Personal information
- Full name: Gilberto Ariel Velázquez Gómez
- Date of birth: 11 March 1983 (age 42)
- Place of birth: Asunción, Paraguay
- Height: 1.80 m (5 ft 11 in)
- Position: Centre back

Youth career
- 1997–2002: Guaraní

Senior career*
- Years: Team / Apps / (Gls)
- 2003–2009: Guaraní / 122 / (5)
- 2007: → Colo-Colo (loan) / 4 / (0)
- 2007–2009: → Olimpia (loan) / 32 / (5)
- 2010–2011: Nacional / 24 / (1)
- 2011: 3 de Febrero / 21 / (0)
- 2012: Rubio Ñu / 15 / (0)
- 2012: Real Cartagena / 7 / (0)
- 2013–2014: Tacuary / 8 / (1)
- 2015: Atletico Minero
- 2015–2016: Sport Boys Warnes
- 2017: Royal Pari

International career
- 2003: Paraguay U20 / 3 / (1)
- 2004: Paraguay U23
- 2004: Paraguay / 2 / (0)

= Gilberto Velásquez =

Paraguayan footballer (born 1983)

Gilberto Ariel Velázquez Gómez (born 11 March 1983) is a former Paraguayan footballer who played as a centre-back.

==Club career==
Velásquez began his career at Guaraní and was promoted to the first team in January 2002, aged 19, in where he played more than 50 games and scored three goals. In January 2007, he was loaned out to Chilean Primera División club Colo-Colo along with his countrymen Edison Giménez, team that had a very successful season, being runner-up of the Copa Sudamericana. However, he only played four games in the Apertura Tournament, but was champion of that tournament.

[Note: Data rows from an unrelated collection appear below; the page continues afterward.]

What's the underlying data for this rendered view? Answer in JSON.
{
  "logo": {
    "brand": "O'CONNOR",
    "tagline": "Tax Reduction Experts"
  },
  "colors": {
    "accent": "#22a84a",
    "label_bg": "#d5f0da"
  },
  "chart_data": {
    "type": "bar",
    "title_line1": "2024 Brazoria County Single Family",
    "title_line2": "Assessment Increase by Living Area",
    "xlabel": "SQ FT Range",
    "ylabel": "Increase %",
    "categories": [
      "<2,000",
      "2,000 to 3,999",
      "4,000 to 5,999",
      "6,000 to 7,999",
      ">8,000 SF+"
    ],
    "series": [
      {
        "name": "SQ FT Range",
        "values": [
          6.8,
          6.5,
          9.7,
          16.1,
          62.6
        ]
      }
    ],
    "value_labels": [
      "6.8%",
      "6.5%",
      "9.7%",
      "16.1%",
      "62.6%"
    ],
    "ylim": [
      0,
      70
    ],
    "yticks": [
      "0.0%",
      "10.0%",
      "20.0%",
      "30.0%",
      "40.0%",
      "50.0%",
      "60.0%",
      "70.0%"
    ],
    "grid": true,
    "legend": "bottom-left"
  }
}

In June 2007, he leave the Chilean club to return to his country to play on loan for Olimpia, another successful team in where he has played. Two seasons later, he joined to Nacional and shortly after he signed for 3 de Febrero.

After ending his contract with Guaraní, Velázquez signed with Nacional.

In 2012, Velázquez signed with Colombian club Real Cartagena.

His last clubs were Sport Boys Warnes and Royal Pari in Bolivia. He retired in 2017.

==International career==
He represented to the Paraguay national under-20 football team in the 2003 FIFA World Youth Championship held in United Arab Emirates, playing only three games in that tournament. The next year, he played two friendly games with his national team against South Korea and Mexico.